The emergency meeting of the Organisation of Petroleum Exporting Countries, OPEC, convened to find a common ground to boost oil prices ended without any resolution.
The meeting held in Doha, the Qatar capital, could not reach a resolution on whether there should be a cut in output by members, amid reports of heightened tension between two of the world’s leading oil producers, Saudi Arabia and Iran.
Iran, which recently returned to the group after international sanctions imposed on it was lifted, wants to begin supply of an average 3.1 million barrels per day of crude to the international market .
With oil price is currently at an average of $39 per barrels, members thought there was need to get together to attempt to strike a deal to stabilise the market and bolster prices.
Although most members had seen the prospect of achieving this objective, reports said the absence of Iran at the meeting made it difficult for any decision.

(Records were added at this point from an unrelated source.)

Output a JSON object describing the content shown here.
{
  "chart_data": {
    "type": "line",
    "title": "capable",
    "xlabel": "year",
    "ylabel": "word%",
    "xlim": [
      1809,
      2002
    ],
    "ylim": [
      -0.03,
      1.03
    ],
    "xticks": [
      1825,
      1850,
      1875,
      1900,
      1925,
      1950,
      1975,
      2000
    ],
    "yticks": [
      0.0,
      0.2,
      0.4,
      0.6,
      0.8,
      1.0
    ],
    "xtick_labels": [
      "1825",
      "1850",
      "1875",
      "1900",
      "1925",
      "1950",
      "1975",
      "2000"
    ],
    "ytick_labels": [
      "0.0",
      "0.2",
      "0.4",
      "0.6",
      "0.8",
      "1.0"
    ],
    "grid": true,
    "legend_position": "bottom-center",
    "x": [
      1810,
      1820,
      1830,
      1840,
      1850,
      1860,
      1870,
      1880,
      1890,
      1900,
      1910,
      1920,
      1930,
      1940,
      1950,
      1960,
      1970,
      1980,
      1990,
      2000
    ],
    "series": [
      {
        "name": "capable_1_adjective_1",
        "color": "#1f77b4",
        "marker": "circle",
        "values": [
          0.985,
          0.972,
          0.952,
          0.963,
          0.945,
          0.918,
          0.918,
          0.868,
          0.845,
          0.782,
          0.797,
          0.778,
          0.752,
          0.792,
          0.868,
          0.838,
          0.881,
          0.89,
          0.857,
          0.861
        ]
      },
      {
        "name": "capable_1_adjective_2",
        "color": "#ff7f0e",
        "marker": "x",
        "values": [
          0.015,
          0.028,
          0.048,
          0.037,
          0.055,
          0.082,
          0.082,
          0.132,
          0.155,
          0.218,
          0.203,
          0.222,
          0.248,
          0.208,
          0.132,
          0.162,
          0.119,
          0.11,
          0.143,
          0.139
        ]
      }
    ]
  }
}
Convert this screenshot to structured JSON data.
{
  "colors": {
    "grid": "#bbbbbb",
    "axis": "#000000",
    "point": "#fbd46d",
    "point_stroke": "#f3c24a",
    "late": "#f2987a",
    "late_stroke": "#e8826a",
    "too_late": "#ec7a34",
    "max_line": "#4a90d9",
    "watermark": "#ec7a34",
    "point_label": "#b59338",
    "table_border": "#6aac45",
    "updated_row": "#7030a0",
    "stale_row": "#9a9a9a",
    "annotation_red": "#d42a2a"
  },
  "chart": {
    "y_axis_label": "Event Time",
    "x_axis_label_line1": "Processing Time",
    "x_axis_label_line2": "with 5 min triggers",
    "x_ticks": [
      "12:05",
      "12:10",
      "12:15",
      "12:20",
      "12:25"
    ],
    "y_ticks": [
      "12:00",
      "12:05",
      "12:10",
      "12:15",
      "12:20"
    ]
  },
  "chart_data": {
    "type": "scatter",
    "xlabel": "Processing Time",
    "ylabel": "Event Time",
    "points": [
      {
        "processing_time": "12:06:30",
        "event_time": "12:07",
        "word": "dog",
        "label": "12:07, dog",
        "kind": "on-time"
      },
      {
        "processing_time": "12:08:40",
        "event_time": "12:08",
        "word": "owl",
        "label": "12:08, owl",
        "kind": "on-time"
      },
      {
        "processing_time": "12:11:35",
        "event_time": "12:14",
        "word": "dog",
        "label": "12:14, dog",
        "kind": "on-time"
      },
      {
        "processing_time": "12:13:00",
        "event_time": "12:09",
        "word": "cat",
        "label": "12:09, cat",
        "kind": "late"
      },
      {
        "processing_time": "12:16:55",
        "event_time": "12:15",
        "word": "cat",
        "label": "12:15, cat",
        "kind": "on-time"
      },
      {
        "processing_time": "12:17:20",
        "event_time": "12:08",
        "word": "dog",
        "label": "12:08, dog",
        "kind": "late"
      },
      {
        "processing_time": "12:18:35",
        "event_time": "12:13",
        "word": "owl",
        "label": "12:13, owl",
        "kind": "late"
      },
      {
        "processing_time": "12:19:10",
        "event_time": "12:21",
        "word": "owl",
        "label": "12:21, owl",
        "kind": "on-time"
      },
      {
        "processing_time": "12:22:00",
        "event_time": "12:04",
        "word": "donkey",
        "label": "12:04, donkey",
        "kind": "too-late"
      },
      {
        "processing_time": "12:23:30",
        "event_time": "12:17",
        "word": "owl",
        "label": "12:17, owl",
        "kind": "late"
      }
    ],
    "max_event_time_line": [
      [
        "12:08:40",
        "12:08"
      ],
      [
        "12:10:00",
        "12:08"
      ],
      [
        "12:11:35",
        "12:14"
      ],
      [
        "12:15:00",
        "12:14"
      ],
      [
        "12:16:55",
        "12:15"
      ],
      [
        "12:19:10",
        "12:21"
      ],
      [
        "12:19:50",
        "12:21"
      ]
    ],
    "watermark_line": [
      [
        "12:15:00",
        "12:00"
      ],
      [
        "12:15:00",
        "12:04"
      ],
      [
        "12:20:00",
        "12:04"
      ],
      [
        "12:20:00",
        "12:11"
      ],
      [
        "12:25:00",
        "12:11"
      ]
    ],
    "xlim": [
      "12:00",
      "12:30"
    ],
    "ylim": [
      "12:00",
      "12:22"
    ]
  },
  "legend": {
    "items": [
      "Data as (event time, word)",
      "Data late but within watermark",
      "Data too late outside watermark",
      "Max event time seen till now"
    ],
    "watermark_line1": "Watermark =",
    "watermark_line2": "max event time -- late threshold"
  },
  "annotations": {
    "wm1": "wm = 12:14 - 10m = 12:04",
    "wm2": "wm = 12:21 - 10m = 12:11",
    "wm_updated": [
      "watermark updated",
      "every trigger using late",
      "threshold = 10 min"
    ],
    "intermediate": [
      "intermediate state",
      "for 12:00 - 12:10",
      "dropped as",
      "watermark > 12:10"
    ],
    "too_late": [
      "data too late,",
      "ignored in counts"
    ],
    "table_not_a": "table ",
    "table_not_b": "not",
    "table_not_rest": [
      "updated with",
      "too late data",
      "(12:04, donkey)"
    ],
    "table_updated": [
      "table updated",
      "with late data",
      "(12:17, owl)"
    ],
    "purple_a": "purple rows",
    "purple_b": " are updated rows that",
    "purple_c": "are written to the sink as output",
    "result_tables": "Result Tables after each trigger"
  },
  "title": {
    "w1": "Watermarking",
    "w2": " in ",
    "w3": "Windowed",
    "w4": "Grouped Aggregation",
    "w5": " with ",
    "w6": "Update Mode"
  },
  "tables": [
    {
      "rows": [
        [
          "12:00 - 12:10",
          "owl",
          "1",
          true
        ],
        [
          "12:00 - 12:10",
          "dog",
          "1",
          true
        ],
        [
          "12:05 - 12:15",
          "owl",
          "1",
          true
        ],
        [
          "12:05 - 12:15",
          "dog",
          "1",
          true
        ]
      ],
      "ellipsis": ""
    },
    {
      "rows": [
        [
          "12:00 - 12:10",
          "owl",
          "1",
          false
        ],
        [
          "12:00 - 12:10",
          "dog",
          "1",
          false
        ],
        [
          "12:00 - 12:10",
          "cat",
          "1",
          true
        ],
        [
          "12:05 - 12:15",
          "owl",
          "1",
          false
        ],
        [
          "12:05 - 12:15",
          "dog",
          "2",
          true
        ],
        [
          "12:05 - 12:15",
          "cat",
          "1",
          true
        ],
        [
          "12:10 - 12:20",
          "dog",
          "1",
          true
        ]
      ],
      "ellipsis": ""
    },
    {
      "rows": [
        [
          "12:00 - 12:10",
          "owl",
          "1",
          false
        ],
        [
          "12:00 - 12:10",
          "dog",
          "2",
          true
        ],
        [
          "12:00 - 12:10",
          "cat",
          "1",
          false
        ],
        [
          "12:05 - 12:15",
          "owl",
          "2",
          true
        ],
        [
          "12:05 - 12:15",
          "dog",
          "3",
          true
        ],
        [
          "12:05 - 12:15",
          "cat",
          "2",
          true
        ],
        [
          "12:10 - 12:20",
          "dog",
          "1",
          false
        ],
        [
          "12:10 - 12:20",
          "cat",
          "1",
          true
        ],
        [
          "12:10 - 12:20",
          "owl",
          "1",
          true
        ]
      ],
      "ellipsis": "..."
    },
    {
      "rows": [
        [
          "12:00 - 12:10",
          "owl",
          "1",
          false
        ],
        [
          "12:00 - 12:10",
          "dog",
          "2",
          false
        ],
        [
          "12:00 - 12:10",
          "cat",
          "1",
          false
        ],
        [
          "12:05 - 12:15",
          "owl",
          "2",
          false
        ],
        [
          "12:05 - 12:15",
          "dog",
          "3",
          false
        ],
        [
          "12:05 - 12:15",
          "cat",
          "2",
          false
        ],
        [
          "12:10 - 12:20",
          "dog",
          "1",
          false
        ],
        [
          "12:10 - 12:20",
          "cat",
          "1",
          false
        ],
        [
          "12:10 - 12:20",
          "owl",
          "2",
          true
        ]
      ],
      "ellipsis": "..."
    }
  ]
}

Saudi Arabian officials have always said that their country would be willing to abide by the resolution to cut production if Iran was ready to do the same.
Since it returned to the group early this year, Iran has made its position clear that it was more interested in making up for lost grounds, in terms of supplying its oil to cover those years it was shut out by the international sanctions.
It was learnt that efforts by Nigeria’s Minister of State for Petroleum Resources, Ibe Kachikwu, to forge a truce between the two leading producers did not yield the desired result, an indication that the negative impact of the declining global oil prices on the Nigerian economy may continue to linger for some time.
The meeting, which was chaired by the Qatari minister of energy and industry, Mohammed Al Sada, was adjourned to June.
When the group met about five months ago, members had agreed that the best way forward to stabilise the market and firm up prices was to cut January production levels until October 2016.